Of course some will admit, particularly those with a romantic view of the ancients, that while their largest buildings, placed to the best advantage, were temples, and even the dreaded medievals reserved the highest spot in the town for the highest building, which was usually the cathedral or equivalent, while most of our tallest, most striking buildings in nearly all of our great cities are, well, banks. People will wag their fingers at ‘rampant consumerism’, as if it were more than simply the necessary counterpart to the rampant productionism those same people are usually at pains to make a moral directive. Yet the difference between the overt money orientation of today’s bank cathedrals and the temples of the ancients conceals a sameness that may be more pertinent. The temples of the Greeks and Romans were also the mints, they were the banks. The Mnemosynes, “daughters of memory”, were in practical terms its bookkeepers. Even within Christianity, as ostensibly anti-wealth as any religion has openly been, paintings of the pentecost represent the “fire of the holy ghost” as something that looks decidedly like coins stuck to the back of the disciples’ unfortunate heads.

Certainly one of the main thrusts of metaphysics, throughout its varied history, has been the substantialization of the unsubstantial. Currency, no less than consciousness and the divine itself, was substantialized ruthlessly by various metaphysicians. Yet substantialization has hardly been restricted to philosophy. How else can we explain inanities like the gold standard (whose proponents still apparently fail to recognize the simple truth that whatever you use to measure the measure, whether it is gold or Saudi oil, is itself measured by that measure, and as such can never sustain any arbitrary value to the measure, precisely because its value is always purely arbitrary.

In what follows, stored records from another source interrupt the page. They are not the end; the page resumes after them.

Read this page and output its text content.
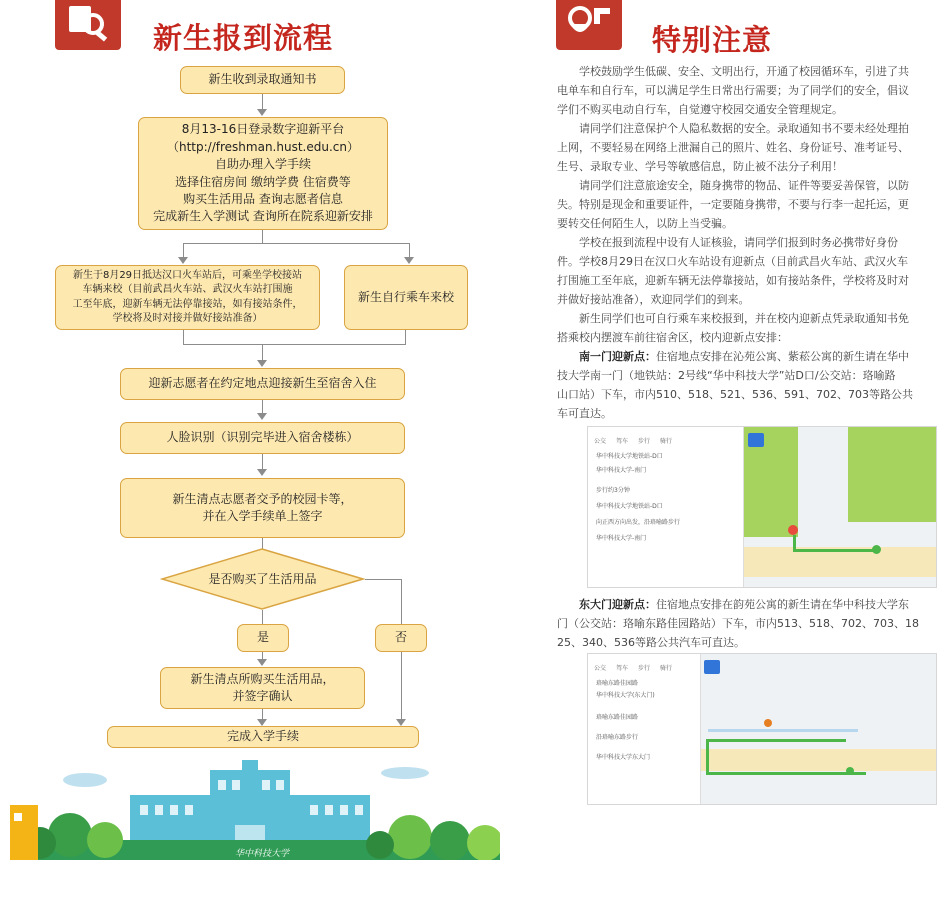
新生报到流程	特别注意
新生收到录取通知书
8月13-16日登录数字迎新平台
（http://freshman.hust.edu.cn）
自助办理入学手续
选择住宿房间 缴纳学费 住宿费等
购买生活用品 查询志愿者信息
完成新生入学测试 查询所在院系迎新安排
新生于8月29日抵达汉口火车站后，可乘坐学校接站
车辆来校（目前武昌火车站、武汉火车站打围施
工至年底，迎新车辆无法停靠接站，如有接站条件，
学校将及时对接并做好接站准备）
新生自行乘车来校
迎新志愿者在约定地点迎接新生至宿舍入住
人脸识别（识别完毕进入宿舍楼栋）
新生清点志愿者交予的校园卡等，
并在入学手续单上签字
是否购买了生活用品
是	否
新生清点所购买生活用品，
并签字确认
完成入学手续
华中科技大学
　　学校鼓励学生低碳、安全、文明出行，开通了校园循环车，引进了共
电单车和自行车，可以满足学生日常出行需要；为了同学们的安全，倡议
学们不购买电动自行车，自觉遵守校园交通安全管理规定。
　　请同学们注意保护个人隐私数据的安全。录取通知书不要未经处理拍
上网，不要轻易在网络上泄漏自己的照片、姓名、身份证号、准考证号、
生号、录取专业、学号等敏感信息，防止被不法分子利用！
　　请同学们注意旅途安全，随身携带的物品、证件等要妥善保管，以防
失。特别是现金和重要证件，一定要随身携带，不要与行李一起托运，更
要转交任何陌生人，以防上当受骗。
　　学校在报到流程中设有人证核验，请同学们报到时务必携带好身份
件。学校8月29日在汉口火车站设有迎新点（目前武昌火车站、武汉火车
打围施工至年底，迎新车辆无法停靠接站，如有接站条件，学校将及时对
并做好接站准备），欢迎同学们的到来。
　　新生同学们也可自行乘车来校报到，并在校内迎新点凭录取通知书免
搭乘校内摆渡车前往宿舍区，校内迎新点安排：
　　南一门迎新点：住宿地点安排在沁苑公寓、紫菘公寓的新生请在华中
技大学南一门（地铁站：2号线“华中科技大学”站D口/公交站：珞喻路
山口站）下车，市内510、518、521、536、591、702、703等路公共
车可直达。
公交 驾车 步行 骑行
华中科技大学地铁站-D口
华中科技大学-南门
步行约3分钟
华中科技大学地铁站-D口
向正西方向出发，沿珞喻路步行
华中科技大学-南门
　　东大门迎新点：住宿地点安排在韵苑公寓的新生请在华中科技大学东
门（公交站：珞喻东路佳园路站）下车，市内513、518、702、703、18
25、340、536等路公共汽车可直达。
公交 驾车 步行 骑行
珞喻东路佳园路
华中科技大学(东大门)
珞喻东路佳园路
沿珞喻东路步行
华中科技大学东大门
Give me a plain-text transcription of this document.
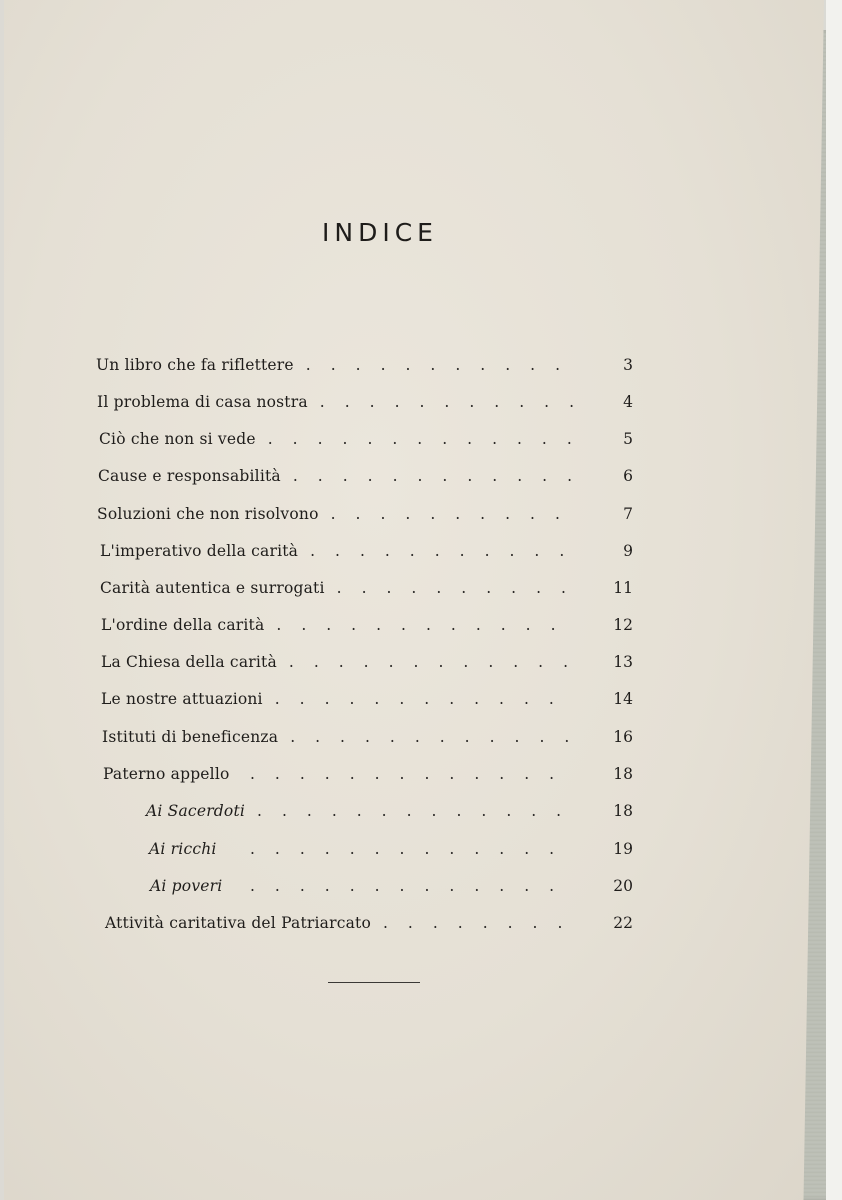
INDICE
Un libro che fa riflettere	3
...........
Il problema di casa nostra	4
...........
Ciò che non si vede	5
.............
Cause e responsabilità	6
............
Soluzioni che non risolvono	7
..........
L'imperativo della carità	9
...........
Carità autentica e surrogati	11
..........
L'ordine della carità	12
............
La Chiesa della carità	13
............
Le nostre attuazioni	14
............
Istituti di beneficenza	16
............
Paterno appello	18
.............
Ai Sacerdoti	18
.............
Ai ricchi	19
.............
Ai poveri	20
.............
Attività caritativa del Patriarcato	22
........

To point towards what is mysterious about money, or about the way people experience and view it, a comparison with something of a similar sort, not in myth but in actuality, might be of use. Currency as we have noted is a measure, specifically a measure of exchange, and as such a potential facilitator of exchange. Money is however not the only measure, nor is there only one form of currency. Similarly we have measures for size, on the small but human scale we use inches and feet, or centimetres and metres. Nobody is in any doubt that the absolute number of centimetres tall the Eiffel Tower is is more than a curiosity. Nor is anyone under any misconception that one measure is more real than another, they can be swapped out at will, and we use whatever we’re most familiar with. Finally, nobody beileves that measuring something affects it in any significant way (with the exception of quantum scales) and I’ve noticed no obvious desire to collect rulers (although it’s potentially a fetish, I haven’t come across any instances), never mind to collect inches themselves in some virtualized format.

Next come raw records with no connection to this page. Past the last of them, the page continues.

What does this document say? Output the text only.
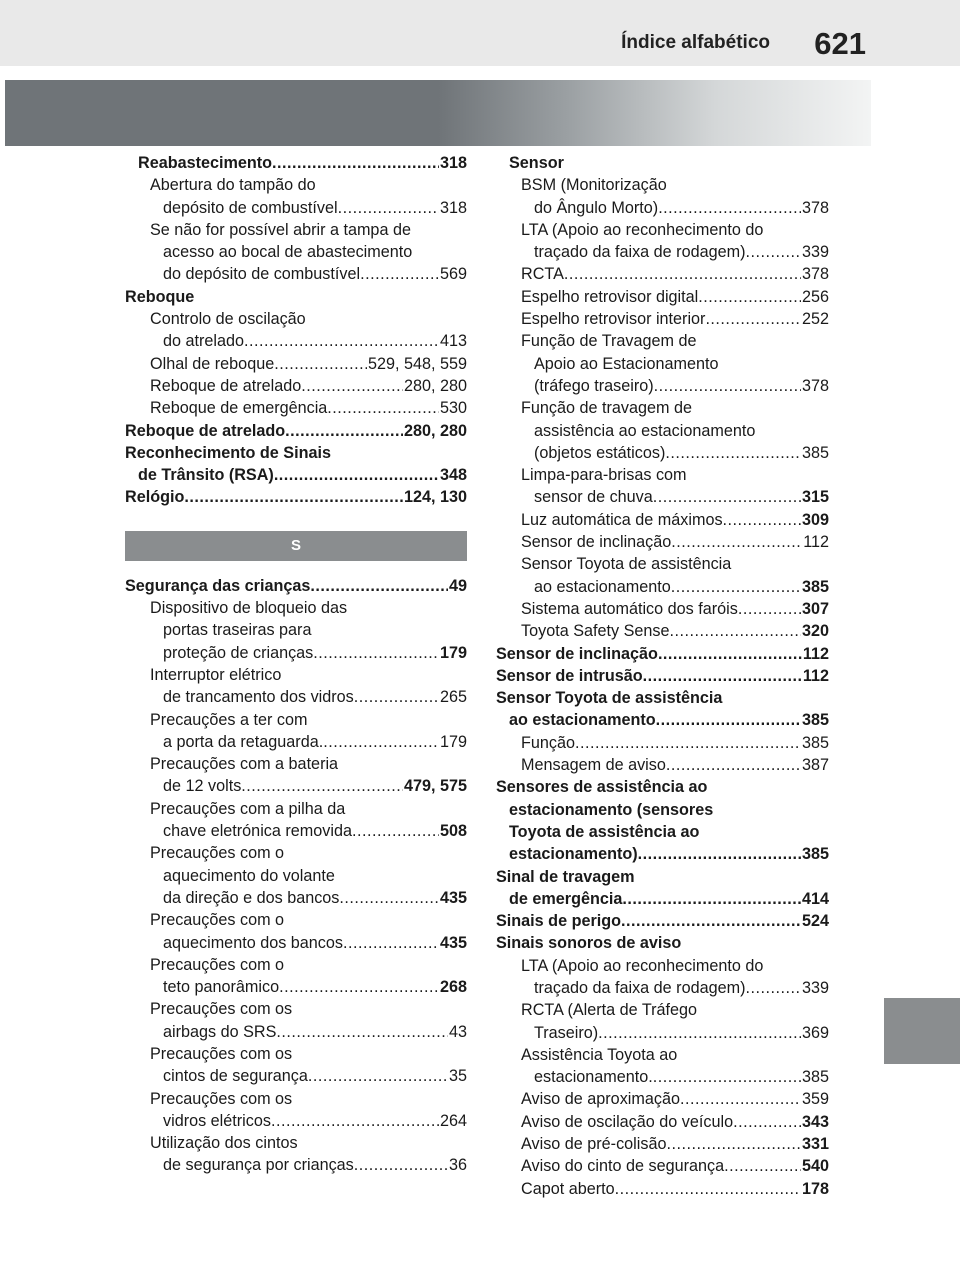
Índice alfabético 621
Reabastecimento .....	318
Abertura do tampão do
depósito de combustível .....	318
Se não for possível abrir a tampa de
acesso ao bocal de abastecimento
do depósito de combustível .....	569
Reboque
Controlo de oscilação
do atrelado .....	413
Olhal de reboque .....	529, 548, 559
Reboque de atrelado .....	280, 280
Reboque de emergência .....	530
Reboque de atrelado .....	280, 280
Reconhecimento de Sinais
de Trânsito (RSA) .....	348
Relógio .....	124, 130
S
Segurança das crianças .....	49
Dispositivo de bloqueio das
portas traseiras para
proteção de crianças .....	179
Interruptor elétrico
de trancamento dos vidros .....	265
Precauções a ter com
a porta da retaguarda. .....	179
Precauções com a bateria
de 12 volts .....	479, 575
Precauções com a pilha da
chave eletrónica removida .....	508
Precauções com o
aquecimento do volante
da direção e dos bancos .....	435
Precauções com o
aquecimento dos bancos .....	435
Precauções com o
teto panorâmico .....	268
Precauções com os
airbags do SRS .....	43
Precauções com os
cintos de segurança .....	35
Precauções com os
vidros elétricos .....	264
Utilização dos cintos
de segurança por crianças .....	36
Sensor
BSM (Monitorização
do Ângulo Morto) .....	378
LTA (Apoio ao reconhecimento do
traçado da faixa de rodagem) .....	339
RCTA .....	378
Espelho retrovisor digital .....	256
Espelho retrovisor interior .....	252
Função de Travagem de
Apoio ao Estacionamento
(tráfego traseiro) .....	378
Função de travagem de
assistência ao estacionamento
(objetos estáticos) .....	385
Limpa-para-brisas com
sensor de chuva .....	315
Luz automática de máximos .....	309
Sensor de inclinação .....	112
Sensor Toyota de assistência
ao estacionamento .....	385
Sistema automático dos faróis .....	307
Toyota Safety Sense .....	320
Sensor de inclinação .....	112
Sensor de intrusão .....	112
Sensor Toyota de assistência
ao estacionamento .....	385
Função .....	385
Mensagem de aviso .....	387
Sensores de assistência ao
estacionamento (sensores
Toyota de assistência ao
estacionamento) .....	385
Sinal de travagem
de emergência .....	414
Sinais de perigo .....	524
Sinais sonoros de aviso
LTA (Apoio ao reconhecimento do
traçado da faixa de rodagem) .....	339
RCTA (Alerta de Tráfego
Traseiro) .....	369
Assistência Toyota ao
estacionamento. .....	385
Aviso de aproximação .....	359
Aviso de oscilação do veículo .....	343
Aviso de pré-colisão .....	331
Aviso do cinto de segurança .....	540
Capot aberto .....	178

Yet, it appears to be a sensible thing to say that I don’t have the money for a house, although the perfectly isomorphic statement that I don’t have the inches for a skyscraper is immediately farcical. The mystery lies in how our experience of money makes what should be a farcical statement appear as natural and common sense an expression as one could find.

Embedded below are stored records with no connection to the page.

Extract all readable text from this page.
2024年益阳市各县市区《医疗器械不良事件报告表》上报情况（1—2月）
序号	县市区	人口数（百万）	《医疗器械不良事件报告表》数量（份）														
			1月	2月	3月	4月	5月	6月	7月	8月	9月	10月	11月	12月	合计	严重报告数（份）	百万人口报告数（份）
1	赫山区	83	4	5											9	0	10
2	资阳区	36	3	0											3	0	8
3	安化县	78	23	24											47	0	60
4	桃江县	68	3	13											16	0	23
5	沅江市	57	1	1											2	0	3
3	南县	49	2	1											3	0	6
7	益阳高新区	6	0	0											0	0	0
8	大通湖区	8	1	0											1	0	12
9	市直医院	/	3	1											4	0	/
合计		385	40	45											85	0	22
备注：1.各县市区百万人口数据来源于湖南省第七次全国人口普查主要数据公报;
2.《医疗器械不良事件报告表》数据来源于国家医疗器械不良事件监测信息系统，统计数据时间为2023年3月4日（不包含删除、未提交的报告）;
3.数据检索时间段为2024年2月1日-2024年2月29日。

Speaking of quantum measurement and its supposed philosophical implications, it is simple coincidence that Barad’s “intra-actional agent” that enacts a cut in a phenomenon, thereby setting into opposition apparatus and object, appears to be isomorphic to a trans-actional teller splitting a payment into a debit and a credit, retroactively creating the “one” of the currency itself via the split, a split that in no way implies that what is split preexists the split … Barad’s “intra-actor” doesn’t really go as far as the bank’s “trans-actor”, since the latter doesn’t simply act within the split but across it as well, both consummating and denying it simultaneously.

But the recent move to “virtual” currency threatens precisely the substantialization of money, a nonsense that provides a “sense” tp exchange. If I exchange my time/labour for digits in my bank account, which are transferred to other accounts when I use my debit card, or when a pre-approved authorization takes the largest chunk of my digits and puts it in a rentier’s account, at no point is anything substantialized, currency is then truly no more than digits in a virtual system. It’s for this reason that banks have taken to gambling, and in risky ways, to try to maintain their own livelihood: running a server farm to move digits around is hardly a hugely profitable business. The fantasy of frictionless capital gave way to the reality that if you’re not actually doing anything, someone else will be perfectly willing to do nothing for less. The resulting gambling though threatens the global financial system, and as a system that has evolved over a long period, reenacting that evolution will be no simpler than reenacting the evolution that produced a now extinct organism. It’s not simply a matter of standing up a new set of servers, you have to get the agreement of tens of thousands of different groups globally, at least 95% of which would have no significant interest in setting it back up to begin with.